Question

Define an identity function and draw its graph, also find its domain and range.

Answer 1

Hint:We are given a question asking us to define an identity function and then graph it and further, find the function’s domain and range. An identity function is one that has each of its elements in the domain and has an image of itself in the range. The function for the same can be defined as, $$f:R\to R$$ we have, $$f(x)=x$$ for all values of x belonging to R, $$x\in R$$, is the identity function on R. We will graph the function, which will give us a straight line passing through origin. The domain and range can clearly be obtained from the functions definition. Hence, we will have the required function.

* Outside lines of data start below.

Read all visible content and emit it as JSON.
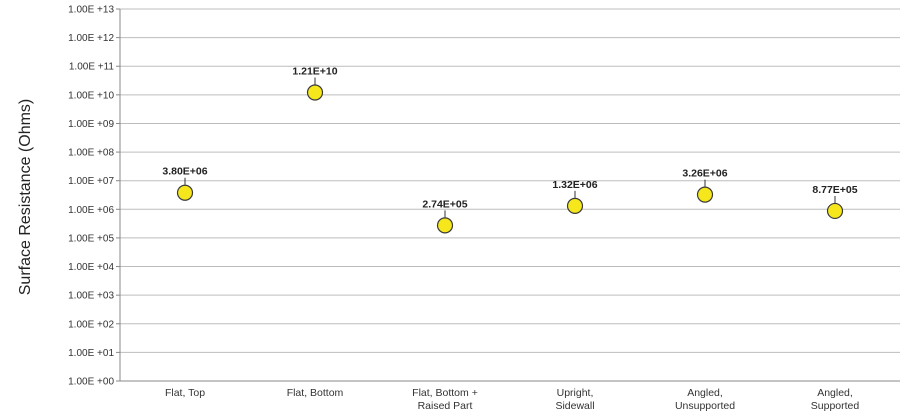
{
  "chart_data": {
    "type": "scatter",
    "ylabel": "Surface Resistance (Ohms)",
    "xlabel": "",
    "title": "",
    "y_scale": "log",
    "ylim": [
      1,
      10000000000000
    ],
    "y_tick_labels": [
      "1.00E +00",
      "1.00E +01",
      "1.00E +02",
      "1.00E +03",
      "1.00E +04",
      "1.00E +05",
      "1.00E +06",
      "1.00E +07",
      "1.00E +08",
      "1.00E +09",
      "1.00E +10",
      "1.00E +11",
      "1.00E +12",
      "1.00E +13"
    ],
    "categories": [
      [
        "Flat, Top"
      ],
      [
        "Flat, Bottom"
      ],
      [
        "Flat, Bottom +",
        "Raised Part"
      ],
      [
        "Upright,",
        "Sidewall"
      ],
      [
        "Angled,",
        "Unsupported"
      ],
      [
        "Angled,",
        "Supported"
      ]
    ],
    "values": [
      3800000,
      12100000000,
      274000,
      1320000,
      3260000,
      877000
    ],
    "data_labels": [
      "3.80E+06",
      "1.21E+10",
      "2.74E+05",
      "1.32E+06",
      "3.26E+06",
      "8.77E+05"
    ],
    "grid": true,
    "legend": "none",
    "marker_color": "#f5e71c",
    "marker_edge_color": "#3a3a3a"
  }
}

Complete step by step answer:
According to the given question, we are asked to define an identity function and draw the graph of the respective function and then we have to mention the function’s domain and range.
An identity function is one that has each of its elements in the domain and has an image of itself as the range.
The function can be defined as,
$$f:R\to R$$, $$f(x)=x$$ for all values of $$x\in R$$
That is, $$y=x$$
So, we have the function as, $$y=f(x)=x$$
We will draw the graph of this function and for that, we will plot some points and we have,

$$x$$	-2	-1	0	1	2
$$f(x)$$	-2	-1	0	1	2

That is, for any value of ‘x’, the function has same value.
We get the graph as,

We can see that the graph is a straight line passing through the origin.
And it is defined from the set of real numbers. So, we have the domain and the range as the set of all real numbers, that is,
Domain of the function = R
Range of the function = R

Note: The identity function should be confused with the function having 1 in the range. Also, to graph any function, always find the coordinates first and not do it directly, so as to reduce the risk of getting the graph wrong. The domain refers to the values of the ‘x’ and range refers to the values of $$f(x)$$ or ‘y’.